Этот суперорганизм живет в состоянии динамического равновесия. Организм, который, подобно нам с вами, сосуществует с постоянно обновляющейся популяцией микробов, должен поддерживать баланс между гостеприимством и враждебностью. На этот баланс могут влиять различные факторы среды: поступающие в систему химические вещества, пища, микробы. Могут смещать его и изменения в организме-хозяине, вызванные в свою очередь мутацией, повреждением или другими типами стрессовых воздействий. Организмам, сталкивающимся с этой проблемой, требовалось выработать в процессе эволюции определенную систему, которая (в нормальном состоянии) будет, как правило, реагировать на изменения так, чтобы в системе сохранялось равновесие. «Наша иммунная система идеально приспособлена для выполнений такой функции», – подчеркивает Эберл.

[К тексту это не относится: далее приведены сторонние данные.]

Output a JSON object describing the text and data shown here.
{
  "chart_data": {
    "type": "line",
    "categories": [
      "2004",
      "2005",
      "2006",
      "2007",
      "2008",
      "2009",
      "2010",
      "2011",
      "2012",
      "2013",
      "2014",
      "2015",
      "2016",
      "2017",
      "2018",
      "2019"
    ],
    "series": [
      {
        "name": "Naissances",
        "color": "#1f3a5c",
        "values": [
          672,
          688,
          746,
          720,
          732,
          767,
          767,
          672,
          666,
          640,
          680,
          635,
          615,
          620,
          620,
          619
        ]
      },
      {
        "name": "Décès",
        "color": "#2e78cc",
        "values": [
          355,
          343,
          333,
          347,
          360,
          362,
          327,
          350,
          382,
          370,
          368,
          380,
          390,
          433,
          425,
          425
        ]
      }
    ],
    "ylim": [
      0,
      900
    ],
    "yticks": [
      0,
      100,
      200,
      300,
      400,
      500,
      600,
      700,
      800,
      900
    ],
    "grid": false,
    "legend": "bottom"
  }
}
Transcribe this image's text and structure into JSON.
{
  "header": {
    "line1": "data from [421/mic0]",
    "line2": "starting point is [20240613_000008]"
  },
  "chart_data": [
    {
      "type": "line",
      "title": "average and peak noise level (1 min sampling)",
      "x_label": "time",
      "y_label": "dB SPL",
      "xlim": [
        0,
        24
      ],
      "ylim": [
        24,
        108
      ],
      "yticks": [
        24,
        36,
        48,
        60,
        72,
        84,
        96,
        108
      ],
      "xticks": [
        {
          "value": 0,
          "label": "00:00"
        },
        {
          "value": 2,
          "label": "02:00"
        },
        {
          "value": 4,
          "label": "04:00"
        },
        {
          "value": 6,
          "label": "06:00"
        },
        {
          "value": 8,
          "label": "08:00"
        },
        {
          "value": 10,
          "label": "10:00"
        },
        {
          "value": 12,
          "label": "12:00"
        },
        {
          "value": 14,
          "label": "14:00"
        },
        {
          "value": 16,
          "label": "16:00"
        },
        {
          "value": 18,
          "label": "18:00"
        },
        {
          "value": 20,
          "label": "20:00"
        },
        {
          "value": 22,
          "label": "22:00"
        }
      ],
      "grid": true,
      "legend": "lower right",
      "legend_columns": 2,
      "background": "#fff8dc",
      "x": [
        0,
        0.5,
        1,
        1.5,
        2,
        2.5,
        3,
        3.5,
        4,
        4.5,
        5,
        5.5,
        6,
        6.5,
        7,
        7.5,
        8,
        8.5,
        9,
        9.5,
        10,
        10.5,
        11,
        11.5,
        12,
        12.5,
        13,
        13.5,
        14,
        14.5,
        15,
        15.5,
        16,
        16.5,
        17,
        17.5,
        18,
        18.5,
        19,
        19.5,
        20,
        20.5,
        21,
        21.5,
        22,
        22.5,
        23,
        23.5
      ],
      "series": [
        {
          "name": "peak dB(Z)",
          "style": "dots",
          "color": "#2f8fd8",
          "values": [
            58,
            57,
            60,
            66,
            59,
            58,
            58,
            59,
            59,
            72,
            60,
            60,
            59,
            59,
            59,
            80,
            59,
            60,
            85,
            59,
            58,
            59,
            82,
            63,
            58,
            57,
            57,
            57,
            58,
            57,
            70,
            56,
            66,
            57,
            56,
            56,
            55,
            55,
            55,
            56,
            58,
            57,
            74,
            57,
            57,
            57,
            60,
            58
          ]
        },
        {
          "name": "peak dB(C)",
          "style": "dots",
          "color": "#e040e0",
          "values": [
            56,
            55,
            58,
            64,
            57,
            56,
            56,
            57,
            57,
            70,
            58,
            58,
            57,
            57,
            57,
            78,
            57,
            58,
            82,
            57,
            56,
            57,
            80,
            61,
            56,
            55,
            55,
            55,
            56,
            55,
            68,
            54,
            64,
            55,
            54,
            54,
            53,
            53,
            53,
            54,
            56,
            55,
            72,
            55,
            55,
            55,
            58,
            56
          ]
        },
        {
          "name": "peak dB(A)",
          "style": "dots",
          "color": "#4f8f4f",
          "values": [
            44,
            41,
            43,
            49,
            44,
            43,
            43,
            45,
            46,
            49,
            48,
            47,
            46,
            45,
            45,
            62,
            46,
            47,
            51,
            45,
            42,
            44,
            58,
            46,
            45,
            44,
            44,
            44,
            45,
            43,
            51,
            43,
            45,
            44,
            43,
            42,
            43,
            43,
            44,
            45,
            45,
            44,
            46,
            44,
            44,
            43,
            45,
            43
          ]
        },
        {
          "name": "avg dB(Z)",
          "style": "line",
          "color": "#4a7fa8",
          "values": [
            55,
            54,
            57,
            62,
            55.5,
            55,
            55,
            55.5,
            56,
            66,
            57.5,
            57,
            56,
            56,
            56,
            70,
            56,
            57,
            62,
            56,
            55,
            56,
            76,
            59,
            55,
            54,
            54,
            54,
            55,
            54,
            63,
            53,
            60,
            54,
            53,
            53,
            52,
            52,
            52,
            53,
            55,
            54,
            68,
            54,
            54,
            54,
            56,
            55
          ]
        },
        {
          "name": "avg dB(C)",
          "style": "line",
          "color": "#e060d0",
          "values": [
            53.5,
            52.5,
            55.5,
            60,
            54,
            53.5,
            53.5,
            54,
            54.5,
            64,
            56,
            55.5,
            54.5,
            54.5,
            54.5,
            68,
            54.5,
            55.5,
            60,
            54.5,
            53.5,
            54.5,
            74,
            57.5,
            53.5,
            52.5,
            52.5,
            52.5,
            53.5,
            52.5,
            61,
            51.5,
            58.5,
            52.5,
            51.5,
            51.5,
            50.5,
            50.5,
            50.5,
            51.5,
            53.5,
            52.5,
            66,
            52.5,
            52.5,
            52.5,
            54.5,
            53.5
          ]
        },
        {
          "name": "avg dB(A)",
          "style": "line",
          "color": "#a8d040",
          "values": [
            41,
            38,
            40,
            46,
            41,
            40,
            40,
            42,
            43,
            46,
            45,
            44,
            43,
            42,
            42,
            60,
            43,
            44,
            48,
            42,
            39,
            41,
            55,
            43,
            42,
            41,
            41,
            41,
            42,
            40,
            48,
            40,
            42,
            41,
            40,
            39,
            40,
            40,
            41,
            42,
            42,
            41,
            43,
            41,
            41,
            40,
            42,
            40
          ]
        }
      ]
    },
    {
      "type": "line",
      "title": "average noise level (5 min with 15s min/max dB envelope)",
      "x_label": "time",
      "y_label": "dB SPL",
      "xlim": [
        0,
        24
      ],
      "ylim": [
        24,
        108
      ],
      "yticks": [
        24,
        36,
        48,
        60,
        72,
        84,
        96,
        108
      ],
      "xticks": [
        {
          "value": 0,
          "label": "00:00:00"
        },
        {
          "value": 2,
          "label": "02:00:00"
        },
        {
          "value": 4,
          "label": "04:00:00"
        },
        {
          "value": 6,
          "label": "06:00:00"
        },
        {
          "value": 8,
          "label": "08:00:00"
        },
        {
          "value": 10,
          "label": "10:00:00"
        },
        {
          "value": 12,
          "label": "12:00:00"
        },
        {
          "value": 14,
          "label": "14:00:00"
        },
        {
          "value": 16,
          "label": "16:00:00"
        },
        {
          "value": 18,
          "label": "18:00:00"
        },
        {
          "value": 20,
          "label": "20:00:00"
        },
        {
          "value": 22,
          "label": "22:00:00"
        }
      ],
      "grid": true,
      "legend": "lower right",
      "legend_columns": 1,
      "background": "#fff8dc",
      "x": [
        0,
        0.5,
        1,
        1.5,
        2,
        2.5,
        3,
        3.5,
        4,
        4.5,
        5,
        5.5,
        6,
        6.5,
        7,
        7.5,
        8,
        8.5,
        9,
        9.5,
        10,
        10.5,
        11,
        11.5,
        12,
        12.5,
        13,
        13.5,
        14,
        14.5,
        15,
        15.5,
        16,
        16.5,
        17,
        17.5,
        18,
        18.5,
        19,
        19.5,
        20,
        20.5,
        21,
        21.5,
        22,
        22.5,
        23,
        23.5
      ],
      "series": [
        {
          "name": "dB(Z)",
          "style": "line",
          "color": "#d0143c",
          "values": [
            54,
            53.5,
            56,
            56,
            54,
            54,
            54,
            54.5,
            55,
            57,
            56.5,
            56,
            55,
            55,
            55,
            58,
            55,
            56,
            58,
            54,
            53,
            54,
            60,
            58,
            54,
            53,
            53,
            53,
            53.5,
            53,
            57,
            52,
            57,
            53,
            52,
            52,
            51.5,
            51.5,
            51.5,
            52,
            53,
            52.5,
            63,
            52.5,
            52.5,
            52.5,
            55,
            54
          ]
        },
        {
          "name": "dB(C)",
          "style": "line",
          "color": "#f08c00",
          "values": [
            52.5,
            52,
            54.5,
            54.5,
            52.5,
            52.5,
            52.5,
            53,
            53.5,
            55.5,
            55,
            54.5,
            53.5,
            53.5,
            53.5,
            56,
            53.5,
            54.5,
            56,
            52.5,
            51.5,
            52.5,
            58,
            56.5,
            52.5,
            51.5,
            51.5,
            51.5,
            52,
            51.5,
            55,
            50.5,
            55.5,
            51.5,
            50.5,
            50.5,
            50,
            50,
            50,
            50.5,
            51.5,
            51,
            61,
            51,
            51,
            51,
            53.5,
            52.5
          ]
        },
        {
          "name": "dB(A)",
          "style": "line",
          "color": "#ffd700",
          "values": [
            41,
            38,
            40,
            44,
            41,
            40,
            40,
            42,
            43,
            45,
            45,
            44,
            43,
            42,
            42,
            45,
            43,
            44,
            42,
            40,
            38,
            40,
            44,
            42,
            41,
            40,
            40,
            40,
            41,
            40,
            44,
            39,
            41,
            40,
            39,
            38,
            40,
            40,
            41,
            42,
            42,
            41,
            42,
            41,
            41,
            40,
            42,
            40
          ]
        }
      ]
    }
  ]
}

Для описания динамического аспекта описываемых процессов он прибегает к метафоре из области механики. «Иммунная система суперорганизма никогда не находится в состоянии покоя. Это как с пружиной: чем больше микробов колонизируют экологические ниши организма-хозяина или ведут себя, как патогены, тем сильнее они сжимают пружину иммунитета и тем сильнее пружина иммунитета стремится вернуть микробы в прежнее состояние. У безмикробных животных иммунная пружина близка к состоянию покоя, но у животных, выросших в нормальном микробном мире, она всегда находится под нагрузкой. Это напряжение необходимо для поддержания гомеостаза».
Расскажу об одной серии экспериментов, которая дала результаты, показывающие, как иммунная система помогает формировать ниши, занимаемые микробами. Если вы накачаете мышей (или людей) антибиотиками, уничтожающими почти всю богатую микробную жизнь в кишечнике, для таких мышей (или людей) возникнет очень большой риск заражения устойчивым к действию антибиотиков штаммом Enterococcus – обычного кишечного жителя, иногда любящего пошалить. При нормальных условиях в подобной ситуации другие организмы, живущие в кишечнике, начали бы посылать сигналы, побуждающие эпителиальные клетки, которыми устлана внутренняя поверхность кишечника, выделять антимикробные пептиды, сдерживающие рост популяции Enterococcus. Эксперименты показали, что восстановить внутреннее производство антимикробных агентов у мышей можно, просто вводя им липополисахарид – вещество, молекулы которого находятся на поверхности клеток тех бактерий, которых у безмикробных мышей нет [103]. Липополисахарид идентифицируется рецептором клеток организма-хозяина, входящих в состав системы врожденного иммунитета, после чего клетки начинают вырабатывать нужные антимикробные пептиды. По выражению Эберла, симбиотическая микробиота «дергает иммунитет за ниточки». Ниточки ли, пружины ли приводят иммунную систему в действие – суть гипотезы от этого не меняется: антимикробные вещества помогают формировать в кишечнике экологическую нишу, которая позволяет бактериям-симбионтам процветать, однако токсична для потенциальных патогенов, вроде устойчивого к антибиотикам Enterococcus.